I have been running for 4 days per week for quite a long time now - but have to admit that I have been doing too much "hard" running - and am nowhere near the concept of 80/20 ( 80% easy running/20% hard running)
Reading the 80/20 book, I have previously discarded the concept as it seems that it was aimed at possibly more competitive runners - running 6-7 days per week. BUT - after spending this weekend going through the Arthur Lydiard "jogging" book that I posted here last week, I am inspired to do more easy running. So for the three days of the week that I now currently do nothing (not really interested in things like cross-training) , I am going to start to do easy jogs of only 15 minutes on each of these days. Lydiard makes it quite clear why he believes that we need to get our heart rates up to around Zone 2 numbers ( although he came before heart rate monitors were readily available) - he calls his easy runs to be a situation where you run for whatever time you intend but finish in a position where you are happy to finish, but also feel that you could have gone on for a bit longer) . He explains how the heart works to "pump up" the vascular system - it needs a certain minimum blood pressure over a certain time to push blood into the many tiny places where blood should go - but doesn't in unfit people Hence his call for even non-competitive runners to run easily EVERY day - but only for so long as they do it by feel. In his words it is better to stop a run early than to "struggle through" !!! This is not what we normally hear .

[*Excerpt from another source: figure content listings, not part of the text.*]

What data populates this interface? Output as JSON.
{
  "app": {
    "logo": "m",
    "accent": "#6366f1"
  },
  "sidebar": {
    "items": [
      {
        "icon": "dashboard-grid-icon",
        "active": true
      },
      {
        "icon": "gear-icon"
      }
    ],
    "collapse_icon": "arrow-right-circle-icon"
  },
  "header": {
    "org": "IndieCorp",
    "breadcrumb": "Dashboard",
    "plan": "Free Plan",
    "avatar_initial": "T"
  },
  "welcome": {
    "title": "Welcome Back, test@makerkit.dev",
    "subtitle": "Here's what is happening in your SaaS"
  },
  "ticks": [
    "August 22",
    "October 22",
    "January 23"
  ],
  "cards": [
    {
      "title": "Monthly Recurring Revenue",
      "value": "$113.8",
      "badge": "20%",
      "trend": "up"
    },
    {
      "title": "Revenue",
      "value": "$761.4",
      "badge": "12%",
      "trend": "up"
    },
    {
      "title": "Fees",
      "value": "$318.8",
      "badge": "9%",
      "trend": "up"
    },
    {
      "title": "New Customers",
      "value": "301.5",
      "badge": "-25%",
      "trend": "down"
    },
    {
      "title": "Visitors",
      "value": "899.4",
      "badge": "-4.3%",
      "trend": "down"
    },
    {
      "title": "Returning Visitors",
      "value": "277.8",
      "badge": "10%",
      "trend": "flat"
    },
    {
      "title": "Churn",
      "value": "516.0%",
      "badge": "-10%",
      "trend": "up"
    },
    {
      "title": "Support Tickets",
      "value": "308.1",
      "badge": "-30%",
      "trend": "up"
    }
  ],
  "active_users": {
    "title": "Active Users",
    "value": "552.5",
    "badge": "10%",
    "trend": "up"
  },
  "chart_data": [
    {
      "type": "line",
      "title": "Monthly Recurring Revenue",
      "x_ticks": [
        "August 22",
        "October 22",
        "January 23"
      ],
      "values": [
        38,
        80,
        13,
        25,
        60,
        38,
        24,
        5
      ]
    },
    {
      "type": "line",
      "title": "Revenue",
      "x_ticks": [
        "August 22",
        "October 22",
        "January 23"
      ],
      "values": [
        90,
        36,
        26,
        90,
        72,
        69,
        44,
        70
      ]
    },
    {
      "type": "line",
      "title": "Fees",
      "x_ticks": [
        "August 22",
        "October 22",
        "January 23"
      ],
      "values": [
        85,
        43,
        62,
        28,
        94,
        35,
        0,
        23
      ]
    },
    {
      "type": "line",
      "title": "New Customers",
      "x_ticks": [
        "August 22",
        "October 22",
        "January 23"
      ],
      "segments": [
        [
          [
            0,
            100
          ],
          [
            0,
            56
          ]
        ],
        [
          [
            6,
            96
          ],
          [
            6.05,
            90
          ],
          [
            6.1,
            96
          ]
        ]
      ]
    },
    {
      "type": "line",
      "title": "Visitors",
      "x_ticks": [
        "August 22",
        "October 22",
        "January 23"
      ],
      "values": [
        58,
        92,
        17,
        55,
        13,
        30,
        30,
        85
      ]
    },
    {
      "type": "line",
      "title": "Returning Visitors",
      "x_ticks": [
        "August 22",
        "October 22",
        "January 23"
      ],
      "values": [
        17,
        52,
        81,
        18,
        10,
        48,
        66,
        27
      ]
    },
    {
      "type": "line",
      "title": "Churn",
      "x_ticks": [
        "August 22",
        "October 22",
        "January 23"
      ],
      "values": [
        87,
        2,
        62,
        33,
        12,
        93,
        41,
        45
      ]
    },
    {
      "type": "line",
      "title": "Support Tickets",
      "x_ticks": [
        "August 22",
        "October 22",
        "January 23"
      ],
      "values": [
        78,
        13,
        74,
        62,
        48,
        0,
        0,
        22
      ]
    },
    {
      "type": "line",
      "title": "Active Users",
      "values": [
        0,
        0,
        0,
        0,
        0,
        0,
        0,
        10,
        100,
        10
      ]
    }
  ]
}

So - I will start out doing this tomorrow - a really easy 15 minute run from my house - it will be so short and easy that I won't really need to think too much about what clothes or shoes I should wear- the object being to just get my HR into zone 2 for 15 minutes. After a month of this, if I am feeling OK, I may then increase the times of these "recovery" days by a few minutes - and go ahead from there. I currently do about 1+ hours of HARD workouts during a week- including parkrun- so I really need to do up to up to 4 hours of easy to match that. These 4 hours will of course include a long run - but longruns tend to start out easy and finish "hard" so long longruns cant be considered to be easy!!